Doraiswamy to Revathi: A Tamil writer-activist's alternative journey
Alternative sexuality is no longer a forbidden turf for the working class in smaller towns, though they have to wage fiercer battles than their metro counterparts, says A. Revathi, a popular face of southern India's sexual minority groups.
"We had to run away from our homes to find members of our own community and work for a dignified living because we were not accepted by our families unlike many of our counterparts in the metros who are affluent and their education status gives them immunity against social taboos."
A portly matron with dusky skin, the Tamil writer, actress and Dalit activist was here to release her autobiography "The Truth About Me: A Hijra Life Story".

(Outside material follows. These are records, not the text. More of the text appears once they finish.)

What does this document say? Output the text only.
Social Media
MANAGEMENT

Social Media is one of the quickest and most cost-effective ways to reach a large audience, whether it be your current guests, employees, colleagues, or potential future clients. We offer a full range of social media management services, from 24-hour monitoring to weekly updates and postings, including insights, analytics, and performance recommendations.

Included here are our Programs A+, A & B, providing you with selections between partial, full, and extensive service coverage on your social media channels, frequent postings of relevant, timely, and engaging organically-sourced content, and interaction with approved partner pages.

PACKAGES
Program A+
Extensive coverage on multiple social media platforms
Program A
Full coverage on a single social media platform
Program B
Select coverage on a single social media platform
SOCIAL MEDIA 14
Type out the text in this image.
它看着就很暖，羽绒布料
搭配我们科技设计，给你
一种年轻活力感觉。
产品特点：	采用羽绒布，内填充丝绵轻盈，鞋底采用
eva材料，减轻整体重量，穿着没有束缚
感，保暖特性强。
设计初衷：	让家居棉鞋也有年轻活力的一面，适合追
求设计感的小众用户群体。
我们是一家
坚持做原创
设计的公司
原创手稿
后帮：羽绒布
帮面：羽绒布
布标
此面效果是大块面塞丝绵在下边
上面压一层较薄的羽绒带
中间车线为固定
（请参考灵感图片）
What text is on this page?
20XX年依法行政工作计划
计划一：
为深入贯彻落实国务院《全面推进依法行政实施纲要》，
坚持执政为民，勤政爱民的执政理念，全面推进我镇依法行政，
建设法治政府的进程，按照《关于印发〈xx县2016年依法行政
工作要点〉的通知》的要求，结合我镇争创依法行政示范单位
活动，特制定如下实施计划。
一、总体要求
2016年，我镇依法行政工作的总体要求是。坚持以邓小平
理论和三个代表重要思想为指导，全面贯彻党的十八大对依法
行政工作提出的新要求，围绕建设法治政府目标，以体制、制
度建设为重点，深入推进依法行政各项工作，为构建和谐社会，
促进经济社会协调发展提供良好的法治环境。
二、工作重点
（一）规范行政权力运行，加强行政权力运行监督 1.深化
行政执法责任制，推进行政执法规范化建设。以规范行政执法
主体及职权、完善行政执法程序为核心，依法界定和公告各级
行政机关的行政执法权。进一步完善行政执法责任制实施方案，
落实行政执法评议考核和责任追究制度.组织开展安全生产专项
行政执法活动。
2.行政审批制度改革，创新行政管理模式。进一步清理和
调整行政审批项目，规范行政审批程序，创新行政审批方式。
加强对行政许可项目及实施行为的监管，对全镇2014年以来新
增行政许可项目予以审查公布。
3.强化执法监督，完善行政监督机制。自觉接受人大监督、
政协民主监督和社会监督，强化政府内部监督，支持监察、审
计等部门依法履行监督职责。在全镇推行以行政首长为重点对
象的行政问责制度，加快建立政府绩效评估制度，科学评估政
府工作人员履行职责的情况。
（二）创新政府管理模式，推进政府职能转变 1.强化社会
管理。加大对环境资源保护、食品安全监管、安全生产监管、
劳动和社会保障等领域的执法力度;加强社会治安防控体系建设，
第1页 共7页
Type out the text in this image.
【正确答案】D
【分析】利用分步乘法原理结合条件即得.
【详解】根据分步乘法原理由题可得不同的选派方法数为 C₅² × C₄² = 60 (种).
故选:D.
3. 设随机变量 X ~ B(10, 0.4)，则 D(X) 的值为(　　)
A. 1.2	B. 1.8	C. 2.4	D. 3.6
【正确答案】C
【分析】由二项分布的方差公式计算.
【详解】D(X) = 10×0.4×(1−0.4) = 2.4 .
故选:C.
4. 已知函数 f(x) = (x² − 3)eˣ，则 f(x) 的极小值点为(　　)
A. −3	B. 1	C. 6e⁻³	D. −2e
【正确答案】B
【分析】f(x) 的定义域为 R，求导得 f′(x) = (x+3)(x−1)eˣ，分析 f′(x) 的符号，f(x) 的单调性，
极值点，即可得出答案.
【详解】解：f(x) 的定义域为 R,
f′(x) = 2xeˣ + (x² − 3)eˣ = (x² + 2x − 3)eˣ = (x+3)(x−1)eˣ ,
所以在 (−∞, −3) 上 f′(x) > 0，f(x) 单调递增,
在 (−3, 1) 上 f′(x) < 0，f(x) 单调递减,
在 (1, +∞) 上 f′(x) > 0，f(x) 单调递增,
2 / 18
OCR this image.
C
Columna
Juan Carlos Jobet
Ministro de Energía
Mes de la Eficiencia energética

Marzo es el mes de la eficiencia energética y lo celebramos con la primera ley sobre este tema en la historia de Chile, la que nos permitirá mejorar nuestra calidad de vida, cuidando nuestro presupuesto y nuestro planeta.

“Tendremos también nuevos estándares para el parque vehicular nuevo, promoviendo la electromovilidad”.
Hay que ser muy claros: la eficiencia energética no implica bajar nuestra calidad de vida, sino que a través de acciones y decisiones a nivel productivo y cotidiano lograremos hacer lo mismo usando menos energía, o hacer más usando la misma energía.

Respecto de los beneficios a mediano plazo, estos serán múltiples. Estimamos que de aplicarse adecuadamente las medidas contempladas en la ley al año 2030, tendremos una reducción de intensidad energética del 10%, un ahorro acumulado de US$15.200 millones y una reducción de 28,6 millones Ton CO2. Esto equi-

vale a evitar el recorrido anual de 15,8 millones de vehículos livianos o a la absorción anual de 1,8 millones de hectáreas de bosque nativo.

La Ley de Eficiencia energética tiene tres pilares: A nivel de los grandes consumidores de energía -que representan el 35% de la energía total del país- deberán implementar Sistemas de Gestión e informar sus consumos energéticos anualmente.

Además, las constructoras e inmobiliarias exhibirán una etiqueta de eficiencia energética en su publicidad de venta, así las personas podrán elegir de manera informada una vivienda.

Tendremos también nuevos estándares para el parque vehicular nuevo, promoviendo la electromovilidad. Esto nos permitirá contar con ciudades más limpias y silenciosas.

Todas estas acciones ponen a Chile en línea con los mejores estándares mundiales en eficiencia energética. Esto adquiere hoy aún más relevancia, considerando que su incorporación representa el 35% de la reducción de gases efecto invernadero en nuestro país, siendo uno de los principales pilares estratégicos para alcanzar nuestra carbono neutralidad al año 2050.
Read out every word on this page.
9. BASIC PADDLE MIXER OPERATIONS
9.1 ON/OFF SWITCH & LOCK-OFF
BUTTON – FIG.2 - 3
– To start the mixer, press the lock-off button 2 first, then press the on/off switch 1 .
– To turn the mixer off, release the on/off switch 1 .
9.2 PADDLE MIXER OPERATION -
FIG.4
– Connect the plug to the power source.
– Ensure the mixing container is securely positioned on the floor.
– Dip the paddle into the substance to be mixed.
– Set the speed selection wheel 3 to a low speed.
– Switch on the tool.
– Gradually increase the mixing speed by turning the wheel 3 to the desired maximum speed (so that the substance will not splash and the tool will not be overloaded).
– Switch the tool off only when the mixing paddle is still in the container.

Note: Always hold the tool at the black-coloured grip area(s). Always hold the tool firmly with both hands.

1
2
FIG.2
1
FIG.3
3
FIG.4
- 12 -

With a broad smile, twinkling eyes, mass of brown shoulder-length curls and a large 'bindi' glowing on her wide brow, Revathi was born as Doraisamy in a family of five - the youngest of three brothers - in Karnataka.
Doraisamy, who loved to wear her sister's long skirts, sweep the courtyard and draw the 'kolam' (the prayer motif) every morning, was his parents' pet.
"But the boys at school, as well as the men who saw me outside the house, would call out, 'Hey, Number 9', 'female thing' and 'female boy'. Some even enquired, 'why do you wear a girl's clothes'. I understood that I was indeed that way and wanted to remain so," Revathi said.
Every day, when Doraisamy cycled his way to his evening classes, he gazed at a hill top fort with longing. One day, he decided to climb the hill on which perched the Namakkal fort. He came across a group of "transgenders", who came out of the closet in the seclusion of the hill every evening.
"They could be women here. I befriended them...and confided that I wanted to be a woman and marry an educated man," she said.
That was 25 years ago. The encounter changed her destiny. After completing Class 10, she ran away from home and found a group of eunuchs at Dindigul who took her in. Doraisamy was rechristened Revathi after one of her transgender friends remarked, "she resembled the actress Revathi".
"In my heart, I felt I was Revathi," she said.
But trodding on this path was not easy.
"I was tortured by police," Revathi said, pointing to "faint scars on her wrist" where she was caned by the establishment for being a "enunch". She was accused of indulging in "unnatural sex" under Article 377.
Revathi shot to fame after she appeared in a Tamil movie, "Thenavattu", in 2009.
"I work as an advocacy coordinator for the Sangama, an organisation that works for the rights of the sexual minorities in working classes of Karnataka, Tamil Nadu and Kerala, especially among those who do not speak English.
"I also campaign for Dalit rights and coordinate Medha Patkar's Narmada Bachao Anlodan - the campaign to save the Narmada - in Bangalore," Revathi said.
"I usually write poetry as a response to the suffering I see around me, but in 2004, I realised that not much has been written about the community. They did not have a voice. Our organisation, Sangama, has a large library - but all the books are in English. Most of my peers, who are school dropouts, cannot read English," Revathi said.
In 2004, Revathi published an interview-based documentary volume about her community, "Uranvum, Uruvavum"- that is the take-off point for her autobiography, "Truth About Me...".
"I spoke to 50 members of our community," she said.
She said the community suffered from "stigma, discrimination because of aberration in style, voice and height, depression, harassment, unemployment and high school dropout rates."
Revathi supports her sister's son and two of her sister's daughters. "They are like my children," she said.
The writer, who wants to play "powerful characters" in more movies, plans to write a book on the extent of the spread of HIV in her community and intervention".
Her book, published by Penguin India, was released in the capital last week.